Ostensibly this right is already protected in many states, even against AI cloning and imitation, but now this law addresses the problem explicitly, at least in Tennessee.
(Score: 3, Interesting) by BsAtHome on Monday March 25 2024, @10:15AM (3 children)
So, I guess, (un)serious commentary and satire are now also banned? Must not upset anybody by imitation.
And then, imitation was once seen as flattering at the highest level.
(Score: 1, Insightful) by Anonymous Coward on Monday March 25 2024, @02:22PM
They can pass all the laws they want. Enforcing them and keeping them from being struck down will be more difficult.
(Score: 3, Insightful) by krishnoid on Monday March 25 2024, @05:07PM
Might as well get it in beforehand, that they should have added on "Publicity" at the beginning of the acronym.
(Score: 3, Interesting) by Tork on Monday March 25 2024, @05:17PM
Ummm why?

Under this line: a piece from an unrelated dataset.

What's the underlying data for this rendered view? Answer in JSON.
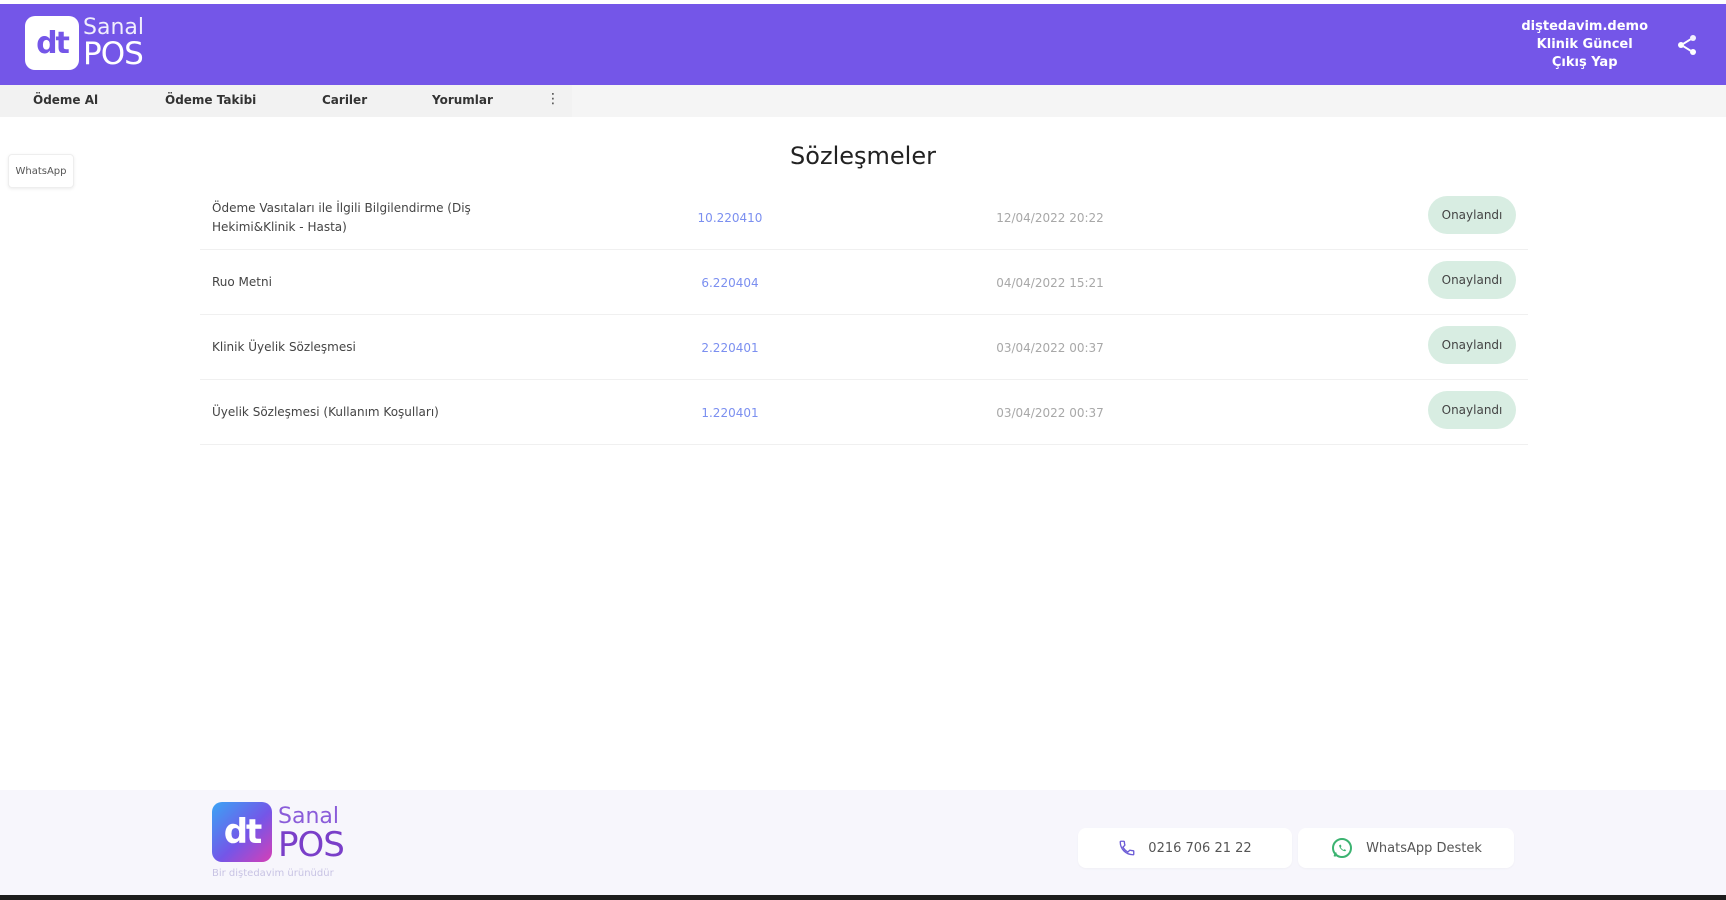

Forging celebrity identities didn't just get invented, that's why we have copyright and trademark laws... yet we also have Weird Al.
🏳️🌈 Proud Ally 🏳️🌈
(Score: 5, Touché) by Kell on Monday March 25 2024, @10:37AM (1 child)
I know because he said so in a Tik Tok, and he wouldn't lie to me - just like with the cryptostocks he swears by!
Scientists ask questions. Engineers solve problems.
(Score: 5, Funny) by Ox0000 on Monday March 25 2024, @02:23PM
I bet you that Mr. Carlin swore by those cryptostocks, I bet he said "Which stupid kind of fucking idiot do you have to be to fall for these moronic scams?"